Through this communication and cooperation, Cutler said he will be striving to implement “cutting-edge” innovations on campus. Just five weeks into his position here, Cutler is already formulating various long-term visions for Cornell Dining.

“I think it’s very important to be cutting edge and it’s important to continue to provide innovation,” Cutler said. “Does that look like consumer experience when they order off of their mobile device? Does that mean different types of services provided in retail locations? Does that mean a new fancy beverage we are rolling out?”

Cutler is also looking for novel ways to continue Cornell’s commitment to sustainability.

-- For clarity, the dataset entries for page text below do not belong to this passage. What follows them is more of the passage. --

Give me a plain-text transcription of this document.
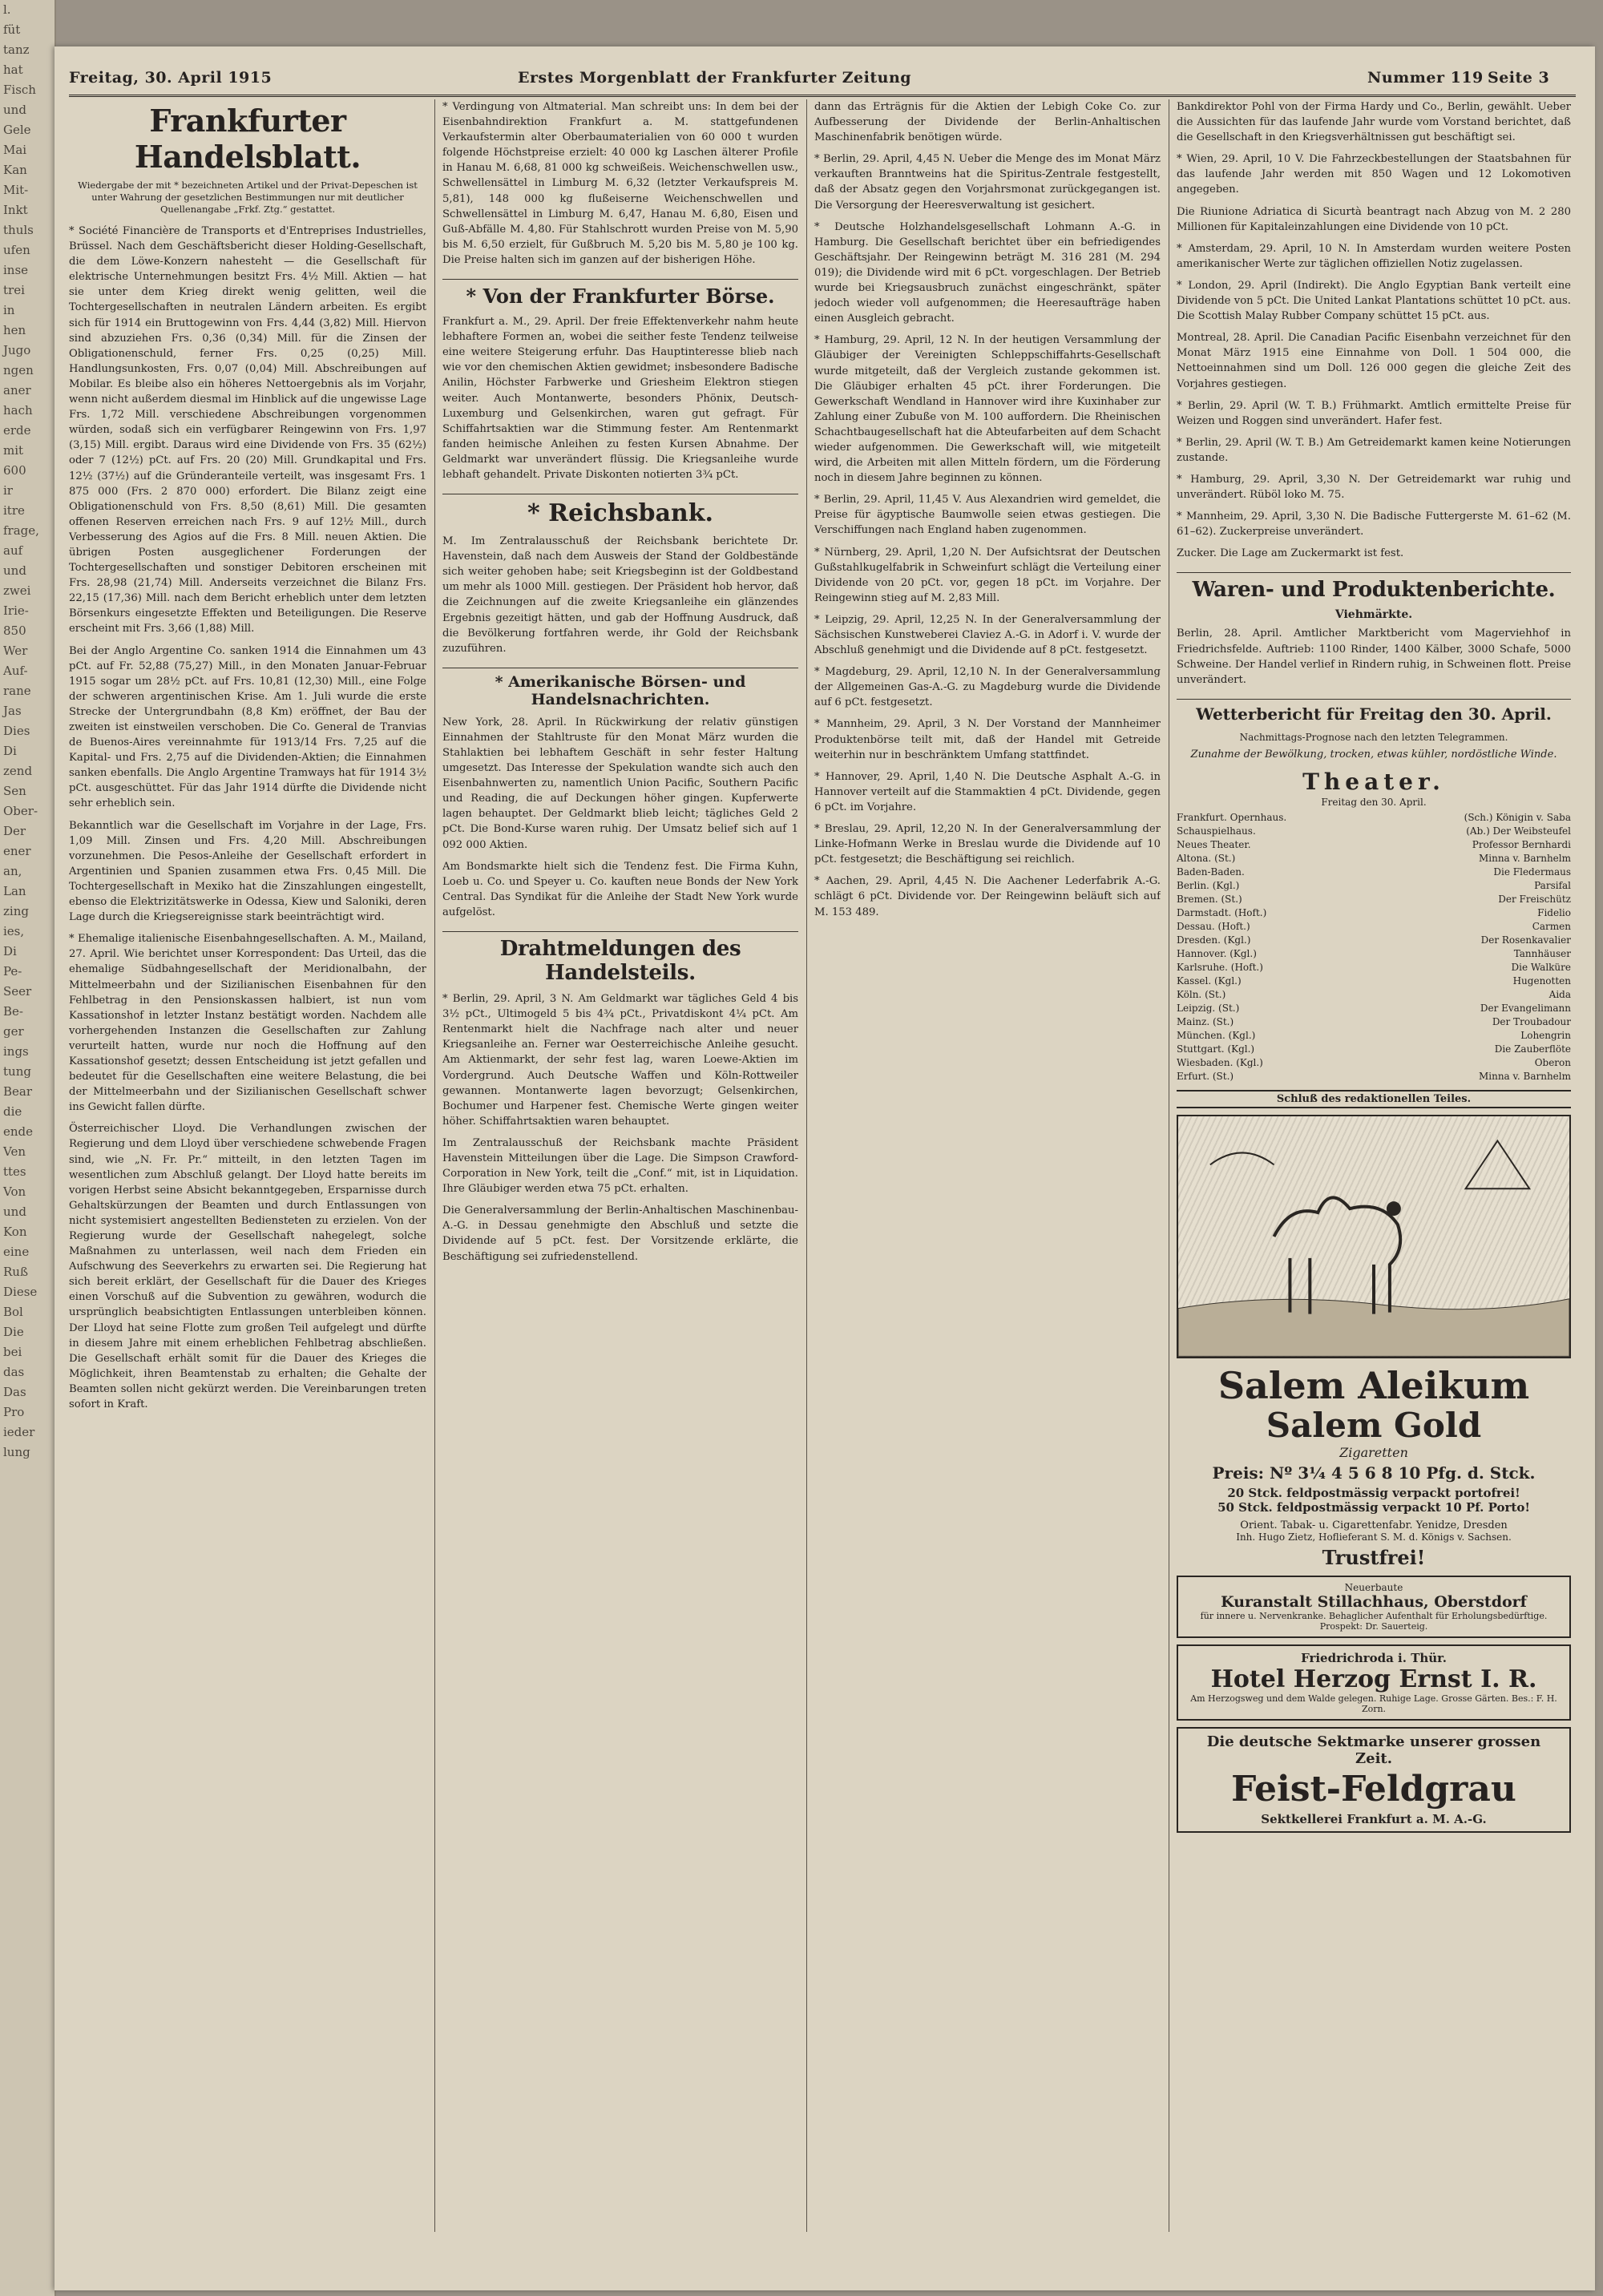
l.
füt
tanz
hat
Fisch
und
Gele
Mai
Kan
Mit-
Inkt
thuls
ufen
inse
trei
in
hen
Jugo
ngen
aner
hach
erde
mit
600
ir
itre
frage,
auf
und
zwei
Irie-
850
Wer
Auf-
rane
Jas
Dies
Di
zend
Sen
Ober-
Der
ener
an,
Lan
zing
ies,
Di
Pe-
Seer
Be-
ger
ings
tung
Bear
die
ende
Ven
ttes
Von
und
Kon
eine
Ruß
Diese
Bol
Die
bei
das
Das
Pro
ieder
lung
Freitag, 30. April 1915	Erstes Morgenblatt der Frankfurter Zeitung	Nummer 119 Seite 3
Frankfurter Handelsblatt.
Wiedergabe der mit * bezeichneten Artikel und der Privat-Depeschen ist unter Wahrung der gesetzlichen Bestimmungen nur mit deutlicher Quellenangabe „Frkf. Ztg.“ gestattet.

* Société Financière de Transports et d'Entreprises Industrielles, Brüssel. Nach dem Geschäftsbericht dieser Holding-Gesellschaft, die dem Löwe-Konzern nahesteht — die Gesellschaft für elektrische Unternehmungen besitzt Frs. 4½ Mill. Aktien — hat sie unter dem Krieg direkt wenig gelitten, weil die Tochtergesellschaften in neutralen Ländern arbeiten. Es ergibt sich für 1914 ein Bruttogewinn von Frs. 4,44 (3,82) Mill. Hiervon sind abzuziehen Frs. 0,36 (0,34) Mill. für die Zinsen der Obligationenschuld, ferner Frs. 0,25 (0,25) Mill. Handlungsunkosten, Frs. 0,07 (0,04) Mill. Abschreibungen auf Mobilar. Es bleibe also ein höheres Nettoergebnis als im Vorjahr, wenn nicht außerdem diesmal im Hinblick auf die ungewisse Lage Frs. 1,72 Mill. verschiedene Abschreibungen vorgenommen würden, sodaß sich ein verfügbarer Reingewinn von Frs. 1,97 (3,15) Mill. ergibt. Daraus wird eine Dividende von Frs. 35 (62½) oder 7 (12½) pCt. auf Frs. 20 (20) Mill. Grundkapital und Frs. 12½ (37½) auf die Gründeranteile verteilt, was insgesamt Frs. 1 875 000 (Frs. 2 870 000) erfordert. Die Bilanz zeigt eine Obligationenschuld von Frs. 8,50 (8,61) Mill. Die gesamten offenen Reserven erreichen nach Frs. 9 auf 12½ Mill., durch Verbesserung des Agios auf die Frs. 8 Mill. neuen Aktien. Die übrigen Posten ausgeglichener Forderungen der Tochtergesellschaften und sonstiger Debitoren erscheinen mit Frs. 28,98 (21,74) Mill. Anderseits verzeichnet die Bilanz Frs. 22,15 (17,36) Mill. nach dem Bericht erheblich unter dem letzten Börsenkurs eingesetzte Effekten und Beteiligungen. Die Reserve erscheint mit Frs. 3,66 (1,88) Mill.

Bei der Anglo Argentine Co. sanken 1914 die Einnahmen um 43 pCt. auf Fr. 52,88 (75,27) Mill., in den Monaten Januar-Februar 1915 sogar um 28½ pCt. auf Frs. 10,81 (12,30) Mill., eine Folge der schweren argentinischen Krise. Am 1. Juli wurde die erste Strecke der Untergrundbahn (8,8 Km) eröffnet, der Bau der zweiten ist einstweilen verschoben. Die Co. General de Tranvias de Buenos-Aires vereinnahmte für 1913/14 Frs. 7,25 auf die Kapital- und Frs. 2,75 auf die Dividenden-Aktien; die Einnahmen sanken ebenfalls. Die Anglo Argentine Tramways hat für 1914 3½ pCt. ausgeschüttet. Für das Jahr 1914 dürfte die Dividende nicht sehr erheblich sein.

Bekanntlich war die Gesellschaft im Vorjahre in der Lage, Frs. 1,09 Mill. Zinsen und Frs. 4,20 Mill. Abschreibungen vorzunehmen. Die Pesos-Anleihe der Gesellschaft erfordert in Argentinien und Spanien zusammen etwa Frs. 0,45 Mill. Die Tochtergesellschaft in Mexiko hat die Zinszahlungen eingestellt, ebenso die Elektrizitätswerke in Odessa, Kiew und Saloniki, deren Lage durch die Kriegsereignisse stark beeinträchtigt wird.

* Ehemalige italienische Eisenbahngesellschaften. A. M., Mailand, 27. April. Wie berichtet unser Korrespondent: Das Urteil, das die ehemalige Südbahngesellschaft der Meridionalbahn, der Mittelmeerbahn und der Sizilianischen Eisenbahnen für den Fehlbetrag in den Pensionskassen halbiert, ist nun vom Kassationshof in letzter Instanz bestätigt worden. Nachdem alle vorhergehenden Instanzen die Gesellschaften zur Zahlung verurteilt hatten, wurde nur noch die Hoffnung auf den Kassationshof gesetzt; dessen Entscheidung ist jetzt gefallen und bedeutet für die Gesellschaften eine weitere Belastung, die bei der Mittelmeerbahn und der Sizilianischen Gesellschaft schwer ins Gewicht fallen dürfte.

Österreichischer Lloyd. Die Verhandlungen zwischen der Regierung und dem Lloyd über verschiedene schwebende Fragen sind, wie „N. Fr. Pr.“ mitteilt, in den letzten Tagen im wesentlichen zum Abschluß gelangt. Der Lloyd hatte bereits im vorigen Herbst seine Absicht bekanntgegeben, Ersparnisse durch Gehaltskürzungen der Beamten und durch Entlassungen von nicht systemisiert angestellten Bediensteten zu erzielen. Von der Regierung wurde der Gesellschaft nahegelegt, solche Maßnahmen zu unterlassen, weil nach dem Frieden ein Aufschwung des Seeverkehrs zu erwarten sei. Die Regierung hat sich bereit erklärt, der Gesellschaft für die Dauer des Krieges einen Vorschuß auf die Subvention zu gewähren, wodurch die ursprünglich beabsichtigten Entlassungen unterbleiben können. Der Lloyd hat seine Flotte zum großen Teil aufgelegt und dürfte in diesem Jahre mit einem erheblichen Fehlbetrag abschließen. Die Gesellschaft erhält somit für die Dauer des Krieges die Möglichkeit, ihren Beamtenstab zu erhalten; die Gehalte der Beamten sollen nicht gekürzt werden. Die Vereinbarungen treten sofort in Kraft.

* Verdingung von Altmaterial. Man schreibt uns: In dem bei der Eisenbahndirektion Frankfurt a. M. stattgefundenen Verkaufstermin alter Oberbaumaterialien von 60 000 t wurden folgende Höchstpreise erzielt: 40 000 kg Laschen älterer Profile in Hanau M. 6,68, 81 000 kg schweißeis. Weichenschwellen usw., Schwellensättel in Limburg M. 6,32 (letzter Verkaufspreis M. 5,81), 148 000 kg flußeiserne Weichenschwellen und Schwellensättel in Limburg M. 6,47, Hanau M. 6,80, Eisen und Guß-Abfälle M. 4,80. Für Stahlschrott wurden Preise von M. 5,90 bis M. 6,50 erzielt, für Gußbruch M. 5,20 bis M. 5,80 je 100 kg. Die Preise halten sich im ganzen auf der bisherigen Höhe.

* Von der Frankfurter Börse.

Frankfurt a. M., 29. April. Der freie Effektenverkehr nahm heute lebhaftere Formen an, wobei die seither feste Tendenz teilweise eine weitere Steigerung erfuhr. Das Hauptinteresse blieb nach wie vor den chemischen Aktien gewidmet; insbesondere Badische Anilin, Höchster Farbwerke und Griesheim Elektron stiegen weiter. Auch Montanwerte, besonders Phönix, Deutsch-Luxemburg und Gelsenkirchen, waren gut gefragt. Für Schiffahrtsaktien war die Stimmung fester. Am Rentenmarkt fanden heimische Anleihen zu festen Kursen Abnahme. Der Geldmarkt war unverändert flüssig. Die Kriegsanleihe wurde lebhaft gehandelt. Private Diskonten notierten 3¾ pCt.

* Reichsbank.

M. Im Zentralausschuß der Reichsbank berichtete Dr. Havenstein, daß nach dem Ausweis der Stand der Goldbestände sich weiter gehoben habe; seit Kriegsbeginn ist der Goldbestand um mehr als 1000 Mill. gestiegen. Der Präsident hob hervor, daß die Zeichnungen auf die zweite Kriegsanleihe ein glänzendes Ergebnis gezeitigt hätten, und gab der Hoffnung Ausdruck, daß die Bevölkerung fortfahren werde, ihr Gold der Reichsbank zuzuführen.

* Amerikanische Börsen- und Handelsnachrichten.

New York, 28. April. In Rückwirkung der relativ günstigen Einnahmen der Stahltruste für den Monat März wurden die Stahlaktien bei lebhaftem Geschäft in sehr fester Haltung umgesetzt. Das Interesse der Spekulation wandte sich auch den Eisenbahnwerten zu, namentlich Union Pacific, Southern Pacific und Reading, die auf Deckungen höher gingen. Kupferwerte lagen behauptet. Der Geldmarkt blieb leicht; tägliches Geld 2 pCt. Die Bond-Kurse waren ruhig. Der Umsatz belief sich auf 1 092 000 Aktien.

Am Bondsmarkte hielt sich die Tendenz fest. Die Firma Kuhn, Loeb u. Co. und Speyer u. Co. kauften neue Bonds der New York Central. Das Syndikat für die Anleihe der Stadt New York wurde aufgelöst.

Drahtmeldungen des Handelsteils.

* Berlin, 29. April, 3 N. Am Geldmarkt war tägliches Geld 4 bis 3½ pCt., Ultimogeld 5 bis 4¾ pCt., Privatdiskont 4¼ pCt. Am Rentenmarkt hielt die Nachfrage nach alter und neuer Kriegsanleihe an. Ferner war Oesterreichische Anleihe gesucht. Am Aktienmarkt, der sehr fest lag, waren Loewe-Aktien im Vordergrund. Auch Deutsche Waffen und Köln-Rottweiler gewannen. Montanwerte lagen bevorzugt; Gelsenkirchen, Bochumer und Harpener fest. Chemische Werte gingen weiter höher. Schiffahrtsaktien waren behauptet.

Im Zentralausschuß der Reichsbank machte Präsident Havenstein Mitteilungen über die Lage. Die Simpson Crawford-Corporation in New York, teilt die „Conf.“ mit, ist in Liquidation. Ihre Gläubiger werden etwa 75 pCt. erhalten.

Die Generalversammlung der Berlin-Anhaltischen Maschinenbau-A.-G. in Dessau genehmigte den Abschluß und setzte die Dividende auf 5 pCt. fest. Der Vorsitzende erklärte, die Beschäftigung sei zufriedenstellend.

dann das Erträgnis für die Aktien der Lebigh Coke Co. zur Aufbesserung der Dividende der Berlin-Anhaltischen Maschinenfabrik benötigen würde.

* Berlin, 29. April, 4,45 N. Ueber die Menge des im Monat März verkauften Branntweins hat die Spiritus-Zentrale festgestellt, daß der Absatz gegen den Vorjahrsmonat zurückgegangen ist. Die Versorgung der Heeresverwaltung ist gesichert.

* Deutsche Holzhandelsgesellschaft Lohmann A.-G. in Hamburg. Die Gesellschaft berichtet über ein befriedigendes Geschäftsjahr. Der Reingewinn beträgt M. 316 281 (M. 294 019); die Dividende wird mit 6 pCt. vorgeschlagen. Der Betrieb wurde bei Kriegsausbruch zunächst eingeschränkt, später jedoch wieder voll aufgenommen; die Heeresaufträge haben einen Ausgleich gebracht.

* Hamburg, 29. April, 12 N. In der heutigen Versammlung der Gläubiger der Vereinigten Schleppschiffahrts-Gesellschaft wurde mitgeteilt, daß der Vergleich zustande gekommen ist. Die Gläubiger erhalten 45 pCt. ihrer Forderungen. Die Gewerkschaft Wendland in Hannover wird ihre Kuxinhaber zur Zahlung einer Zubuße von M. 100 auffordern. Die Rheinischen Schachtbaugesellschaft hat die Abteufarbeiten auf dem Schacht wieder aufgenommen. Die Gewerkschaft will, wie mitgeteilt wird, die Arbeiten mit allen Mitteln fördern, um die Förderung noch in diesem Jahre beginnen zu können.

* Berlin, 29. April, 11,45 V. Aus Alexandrien wird gemeldet, die Preise für ägyptische Baumwolle seien etwas gestiegen. Die Verschiffungen nach England haben zugenommen.

* Nürnberg, 29. April, 1,20 N. Der Aufsichtsrat der Deutschen Gußstahlkugelfabrik in Schweinfurt schlägt die Verteilung einer Dividende von 20 pCt. vor, gegen 18 pCt. im Vorjahre. Der Reingewinn stieg auf M. 2,83 Mill.

* Leipzig, 29. April, 12,25 N. In der Generalversammlung der Sächsischen Kunstweberei Claviez A.-G. in Adorf i. V. wurde der Abschluß genehmigt und die Dividende auf 8 pCt. festgesetzt.

* Magdeburg, 29. April, 12,10 N. In der Generalversammlung der Allgemeinen Gas-A.-G. zu Magdeburg wurde die Dividende auf 6 pCt. festgesetzt.

* Mannheim, 29. April, 3 N. Der Vorstand der Mannheimer Produktenbörse teilt mit, daß der Handel mit Getreide weiterhin nur in beschränktem Umfang stattfindet.

* Hannover, 29. April, 1,40 N. Die Deutsche Asphalt A.-G. in Hannover verteilt auf die Stammaktien 4 pCt. Dividende, gegen 6 pCt. im Vorjahre.

* Breslau, 29. April, 12,20 N. In der Generalversammlung der Linke-Hofmann Werke in Breslau wurde die Dividende auf 10 pCt. festgesetzt; die Beschäftigung sei reichlich.

* Aachen, 29. April, 4,45 N. Die Aachener Lederfabrik A.-G. schlägt 6 pCt. Dividende vor. Der Reingewinn beläuft sich auf M. 153 489.

Bankdirektor Pohl von der Firma Hardy und Co., Berlin, gewählt. Ueber die Aussichten für das laufende Jahr wurde vom Vorstand berichtet, daß die Gesellschaft in den Kriegsverhältnissen gut beschäftigt sei.

* Wien, 29. April, 10 V. Die Fahrzeckbestellungen der Staatsbahnen für das laufende Jahr werden mit 850 Wagen und 12 Lokomotiven angegeben.

Die Riunione Adriatica di Sicurtà beantragt nach Abzug von M. 2 280 Millionen für Kapitaleinzahlungen eine Dividende von 10 pCt.

* Amsterdam, 29. April, 10 N. In Amsterdam wurden weitere Posten amerikanischer Werte zur täglichen offiziellen Notiz zugelassen.

* London, 29. April (Indirekt). Die Anglo Egyptian Bank verteilt eine Dividende von 5 pCt. Die United Lankat Plantations schüttet 10 pCt. aus. Die Scottish Malay Rubber Company schüttet 15 pCt. aus.

Montreal, 28. April. Die Canadian Pacific Eisenbahn verzeichnet für den Monat März 1915 eine Einnahme von Doll. 1 504 000, die Nettoeinnahmen sind um Doll. 126 000 gegen die gleiche Zeit des Vorjahres gestiegen.

* Berlin, 29. April (W. T. B.) Frühmarkt. Amtlich ermittelte Preise für Weizen und Roggen sind unverändert. Hafer fest.

* Berlin, 29. April (W. T. B.) Am Getreidemarkt kamen keine Notierungen zustande.

* Hamburg, 29. April, 3,30 N. Der Getreidemarkt war ruhig und unverändert. Rüböl loko M. 75.

* Mannheim, 29. April, 3,30 N. Die Badische Futtergerste M. 61–62 (M. 61–62). Zuckerpreise unverändert.

Zucker. Die Lage am Zuckermarkt ist fest.

Waren- und Produktenberichte.
Viehmärkte.

Berlin, 28. April. Amtlicher Marktbericht vom Magerviehhof in Friedrichsfelde. Auftrieb: 1100 Rinder, 1400 Kälber, 3000 Schafe, 5000 Schweine. Der Handel verlief in Rindern ruhig, in Schweinen flott. Preise unverändert.

Wetterbericht für Freitag den 30. April.

Nachmittags-Prognose nach den letzten Telegrammen.

Zunahme der Bewölkung, trocken, etwas kühler, nordöstliche Winde.

Theater.
Freitag den 30. April.
Frankfurt. Opernhaus.	(Sch.) Königin v. Saba
Schauspielhaus.	(Ab.) Der Weibsteufel
Neues Theater.	Professor Bernhardi
Altona. (St.)	Minna v. Barnhelm
Baden-Baden.	Die Fledermaus
Berlin. (Kgl.)	Parsifal
Bremen. (St.)	Der Freischütz
Darmstadt. (Hoft.)	Fidelio
Dessau. (Hoft.)	Carmen
Dresden. (Kgl.)	Der Rosenkavalier
Hannover. (Kgl.)	Tannhäuser
Karlsruhe. (Hoft.)	Die Walküre
Kassel. (Kgl.)	Hugenotten
Köln. (St.)	Aida
Leipzig. (St.)	Der Evangelimann
Mainz. (St.)	Der Troubadour
München. (Kgl.)	Lohengrin
Stuttgart. (Kgl.)	Die Zauberflöte
Wiesbaden. (Kgl.)	Oberon
Erfurt. (St.)	Minna v. Barnhelm
Schluß des redaktionellen Teiles.
Salem Aleikum
Salem Gold
Zigaretten
Preis: Nº 3¼ 4 5 6 8 10 Pfg. d. Stck.
20 Stck. feldpostmässig verpackt portofrei!
50 Stck. feldpostmässig verpackt 10 Pf. Porto!
Orient. Tabak- u. Cigarettenfabr. Yenidze, Dresden
Inh. Hugo Zietz, Hoflieferant S. M. d. Königs v. Sachsen.
Trustfrei!
Neuerbaute
Kuranstalt Stillachhaus, Oberstdorf
für innere u. Nervenkranke. Behaglicher Aufenthalt für Erholungsbedürftige. Prospekt: Dr. Sauerteig.
Friedrichroda i. Thür.
Hotel Herzog Ernst I. R.
Am Herzogsweg und dem Walde gelegen. Ruhige Lage. Grosse Gärten. Bes.: F. H. Zorn.
Die deutsche Sektmarke unserer grossen Zeit.
Feist-Feldgrau
Sektkellerei Frankfurt a. M. A.-G.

“We are currently looking at implementing reusable containers within our dining facilities, which means an individual could bring a container in so they wouldn’t have to use one our disposable products,” Cutler said. “When they come back, they could exchange it for a clean container.”

Above all, Cutler is excited to work with “extremely talented directors and managers, front line associates [and] talented culinarians” to bring Cornell Dining to the number one collegiate food and beverage services in the nation.

“My goal is to get us to number one and I feel that we have the tools and the team here to make that happen,” Cutler said.

One thought on “CORNELL CLOSE-UPS | From the Olympic Village to Cornell: Dining Director Brings Innovation to C.U.

  1. Why did The Sun’s reporter/writer choose to omit the relevant fact that all of Cutler’s previous experience has been as an employee of Aramark, a $14B international player in third-party dining and other services. I have no brief for or against that firm, but I think the journalism in this article is incomplete. Welcome to Dustin Cutler to lead one of Cornell strong-points.